Aqui vai uma questão: imagine que, por R$ 75.000 (aproximadamente US$ 15.000), você pudesse adquirir um robô para ajudar nas tarefas rotineiras da sua casa. A condição, além do preço, é que, para 80% dessas tarefas, o treinamento em IA do robô não seria suficiente para que ele atuasse sozinho. Em vez disso, ele seria auxiliado por um assistente remoto nas Filipinas, que o ajudaria a navegar pela sua casa, limpar a mesa ou guardar as compras. Você compraria um?
Essa é a questão central da minha reportagem para a revista, sobre se confiaríamos o suficiente em robôs humanoides para recebê-los em nossos espaços mais privados. E, mais importante, como isso se relaciona com uma estrutura laboral assimétrica, na qual trabalhadores de países de baixa renda realizam tarefas físicas em nossas casas por meio de interfaces robóticas. Na matéria, escrevi sobre a empresa de robótica Prosper e seu grande esforço—que inclui designers da Pixar e mordomos profissionais—para projetar um robô doméstico confiável chamado Alfie. É uma jornada e tanto.
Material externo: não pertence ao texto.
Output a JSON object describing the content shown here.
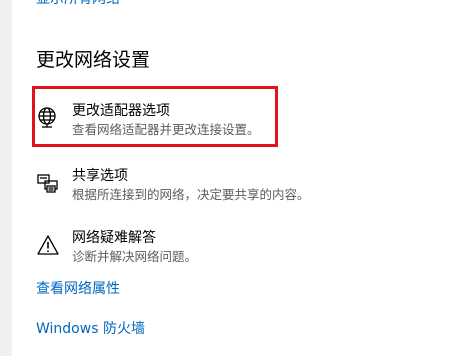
{
  "top_partial_link": {
    "label": "显示所有网络"
  },
  "section": {
    "title": "更改网络设置"
  },
  "options": [
    {
      "icon": "adapter-globe-icon",
      "title": "更改适配器选项",
      "description": "查看网络适配器并更改连接设置。"
    },
    {
      "icon": "sharing-printer-icon",
      "title": "共享选项",
      "description": "根据所连接到的网络，决定要共享的内容。"
    },
    {
      "icon": "warning-icon",
      "title": "网络疑难解答",
      "description": "诊断并解决网络问题。"
    }
  ],
  "links": {
    "network_properties": "查看网络属性",
    "firewall": "Windows 防火墙"
  },
  "colors": {
    "link": "#0067c0",
    "highlight": "#e0131b",
    "description": "#5d5d5d"
  }
}
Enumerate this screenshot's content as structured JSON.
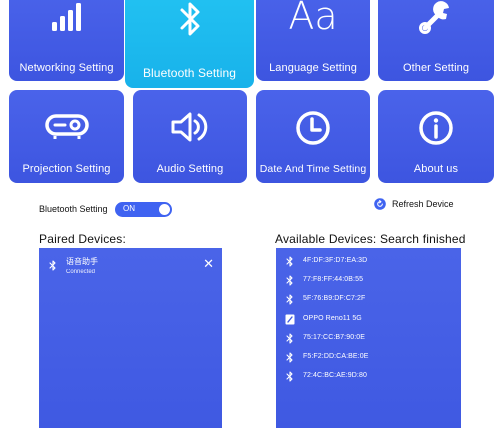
{
  "tiles": [
    {
      "label": "Networking Setting",
      "icon": "signal-bars-icon"
    },
    {
      "label": "Bluetooth Setting",
      "icon": "bluetooth-icon",
      "active": true
    },
    {
      "label": "Language Setting",
      "icon": "language-icon",
      "glyph": "Aa"
    },
    {
      "label": "Other Setting",
      "icon": "wrench-icon"
    },
    {
      "label": "Projection Setting",
      "icon": "projector-icon"
    },
    {
      "label": "Audio Setting",
      "icon": "speaker-icon"
    },
    {
      "label": "Date And Time Setting",
      "icon": "clock-icon"
    },
    {
      "label": "About us",
      "icon": "info-icon"
    }
  ],
  "bluetooth": {
    "label": "Bluetooth Setting",
    "toggle_state": "ON",
    "refresh_label": "Refresh Device"
  },
  "paired": {
    "title": "Paired Devices:",
    "items": [
      {
        "name": "语音助手",
        "status": "Connected"
      }
    ]
  },
  "available": {
    "title": "Available Devices: Search finished",
    "items": [
      {
        "name": "4F:DF:3F:D7:EA:3D",
        "icon": "bluetooth-icon"
      },
      {
        "name": "77:F8:FF:44:0B:55",
        "icon": "bluetooth-icon"
      },
      {
        "name": "5F:76:B9:DF:C7:2F",
        "icon": "bluetooth-icon"
      },
      {
        "name": "OPPO Reno11 5G",
        "icon": "phone-icon"
      },
      {
        "name": "75:17:CC:B7:90:0E",
        "icon": "bluetooth-icon"
      },
      {
        "name": "F5:F2:DD:CA:BE:0E",
        "icon": "bluetooth-icon"
      },
      {
        "name": "72:4C:BC:AE:9D:80",
        "icon": "bluetooth-icon"
      }
    ]
  },
  "colors": {
    "tile": "#4561e8",
    "tile_active": "#1fbdef",
    "panel": "#4560e6",
    "toggle": "#3f63f1"
  }
}
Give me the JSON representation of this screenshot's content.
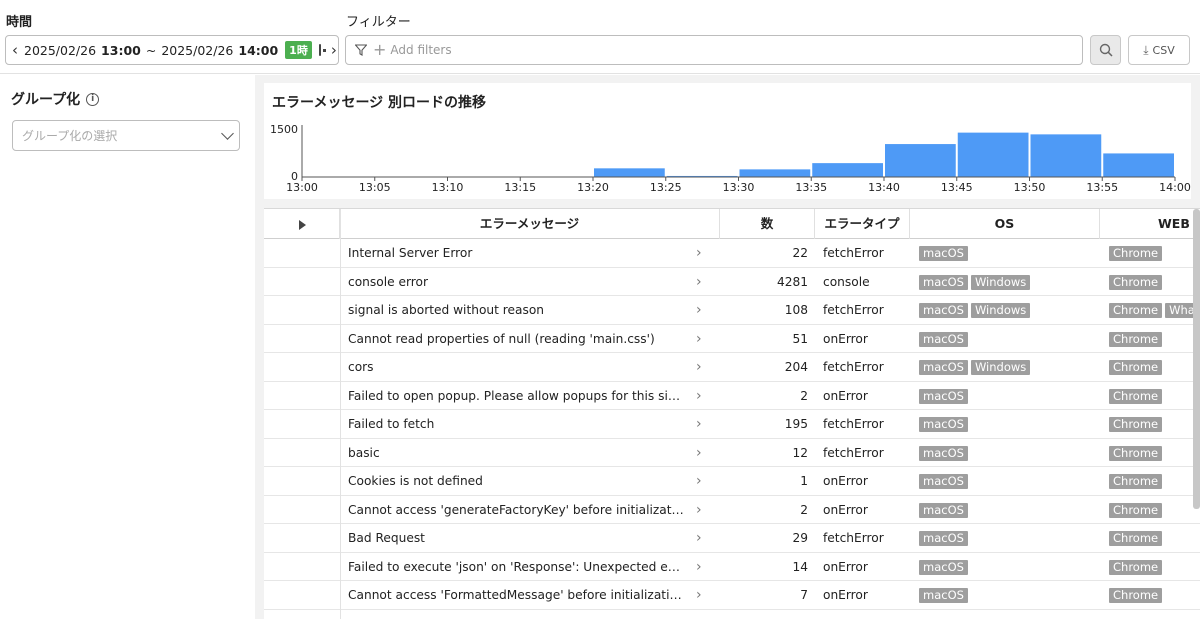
{
  "header": {
    "time_label": "時間",
    "filter_label": "フィルター",
    "time_range": {
      "start_date": "2025/02/26",
      "start_time": "13:00",
      "separator": "~",
      "end_date": "2025/02/26",
      "end_time": "14:00",
      "duration_badge": "1時"
    },
    "filter_placeholder": "Add filters",
    "csv_label": "CSV"
  },
  "sidebar": {
    "group_title": "グループ化",
    "group_placeholder": "グループ化の選択"
  },
  "chart": {
    "title": "エラーメッセージ 別ロードの推移"
  },
  "chart_data": {
    "type": "bar",
    "title": "エラーメッセージ 別ロードの推移",
    "categories": [
      "13:00",
      "13:05",
      "13:10",
      "13:15",
      "13:20",
      "13:25",
      "13:30",
      "13:35",
      "13:40",
      "13:45",
      "13:50",
      "13:55"
    ],
    "values": [
      0,
      0,
      0,
      0,
      250,
      30,
      220,
      400,
      950,
      1280,
      1230,
      680
    ],
    "x_ticks": [
      "13:00",
      "13:05",
      "13:10",
      "13:15",
      "13:20",
      "13:25",
      "13:30",
      "13:35",
      "13:40",
      "13:45",
      "13:50",
      "13:55",
      "14:00"
    ],
    "y_ticks": [
      "0",
      "1500"
    ],
    "ylim": [
      0,
      1500
    ],
    "bar_color": "#4e9af6"
  },
  "table": {
    "headers": [
      "エラーメッセージ",
      "数",
      "エラータイプ",
      "OS",
      "WEB"
    ],
    "rows": [
      {
        "msg": "Internal Server Error",
        "count": "22",
        "type": "fetchError",
        "os": [
          "macOS"
        ],
        "web": [
          "Chrome"
        ]
      },
      {
        "msg": "console error",
        "count": "4281",
        "type": "console",
        "os": [
          "macOS",
          "Windows"
        ],
        "web": [
          "Chrome"
        ]
      },
      {
        "msg": "signal is aborted without reason",
        "count": "108",
        "type": "fetchError",
        "os": [
          "macOS",
          "Windows"
        ],
        "web": [
          "Chrome",
          "Wha"
        ]
      },
      {
        "msg": "Cannot read properties of null (reading 'main.css')",
        "count": "51",
        "type": "onError",
        "os": [
          "macOS"
        ],
        "web": [
          "Chrome"
        ]
      },
      {
        "msg": "cors",
        "count": "204",
        "type": "fetchError",
        "os": [
          "macOS",
          "Windows"
        ],
        "web": [
          "Chrome"
        ]
      },
      {
        "msg": "Failed to open popup. Please allow popups for this site to vi…",
        "count": "2",
        "type": "onError",
        "os": [
          "macOS"
        ],
        "web": [
          "Chrome"
        ]
      },
      {
        "msg": "Failed to fetch",
        "count": "195",
        "type": "fetchError",
        "os": [
          "macOS"
        ],
        "web": [
          "Chrome"
        ]
      },
      {
        "msg": "basic",
        "count": "12",
        "type": "fetchError",
        "os": [
          "macOS"
        ],
        "web": [
          "Chrome"
        ]
      },
      {
        "msg": "Cookies is not defined",
        "count": "1",
        "type": "onError",
        "os": [
          "macOS"
        ],
        "web": [
          "Chrome"
        ]
      },
      {
        "msg": "Cannot access 'generateFactoryKey' before initialization",
        "count": "2",
        "type": "onError",
        "os": [
          "macOS"
        ],
        "web": [
          "Chrome"
        ]
      },
      {
        "msg": "Bad Request",
        "count": "29",
        "type": "fetchError",
        "os": [
          "macOS"
        ],
        "web": [
          "Chrome"
        ]
      },
      {
        "msg": "Failed to execute 'json' on 'Response': Unexpected end of JS…",
        "count": "14",
        "type": "onError",
        "os": [
          "macOS"
        ],
        "web": [
          "Chrome"
        ]
      },
      {
        "msg": "Cannot access 'FormattedMessage' before initialization",
        "count": "7",
        "type": "onError",
        "os": [
          "macOS"
        ],
        "web": [
          "Chrome"
        ]
      }
    ]
  }
}
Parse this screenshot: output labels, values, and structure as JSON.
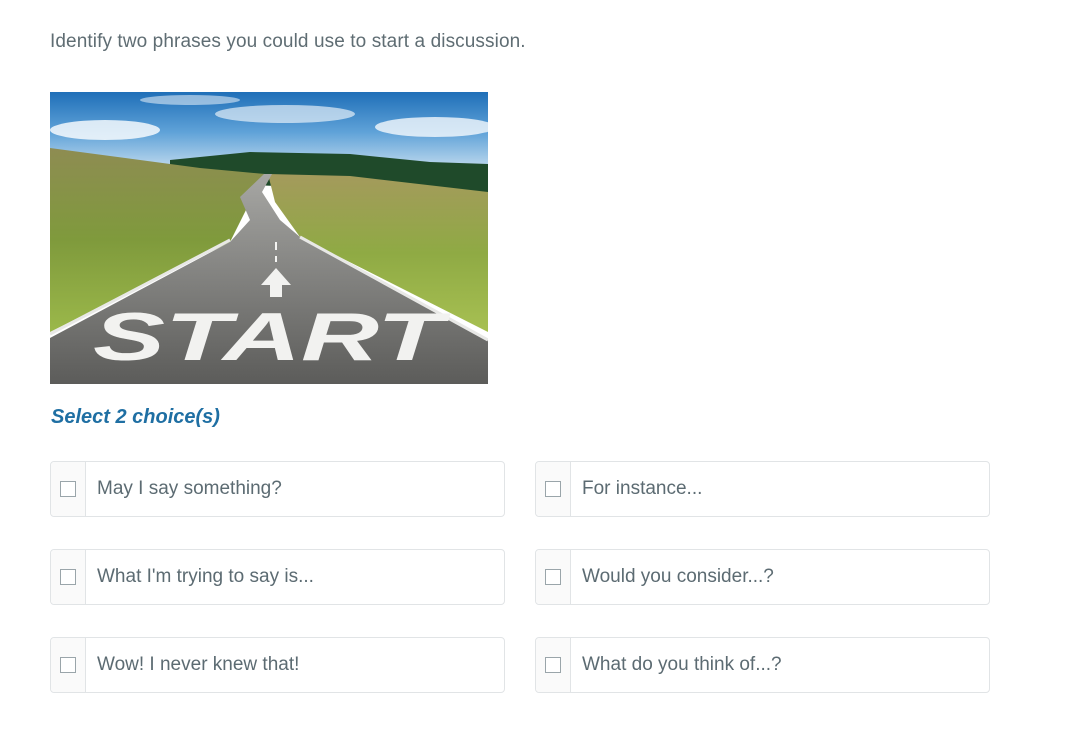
{
  "question": {
    "prompt": "Identify two phrases you could use to start a discussion."
  },
  "image": {
    "road_marking": "START"
  },
  "instruction": "Select 2 choice(s)",
  "choices": [
    {
      "label": "May I say something?",
      "checked": false
    },
    {
      "label": "For instance...",
      "checked": false
    },
    {
      "label": "What I'm trying to say is...",
      "checked": false
    },
    {
      "label": "Would you consider...?",
      "checked": false
    },
    {
      "label": "Wow! I never knew that!",
      "checked": false
    },
    {
      "label": "What do you think of...?",
      "checked": false
    }
  ],
  "colors": {
    "accent": "#1f6fa3",
    "text": "#5c6b72",
    "border": "#e1e4e6"
  }
}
Leia a reportagem completa aqui.
A matéria também levanta uma questão maior: quão profunda pode ser a mudança nas dinâmicas de trabalho trazida pela robótica nos próximos anos.
Por décadas, robôs tiveram sucesso em linhas de montagem e em outros ambientes relativamente previsíveis. Nos últimos anos, no entanto, a IA permitiu que eles aprendessem novas tarefas rapidamente, ampliando suas aplicações para cenários mais complexos, como a separação de pedidos em armazéns. Agora, um número crescente de empresas bem financiadas está apostando em uma mudança ainda mais revolucionária.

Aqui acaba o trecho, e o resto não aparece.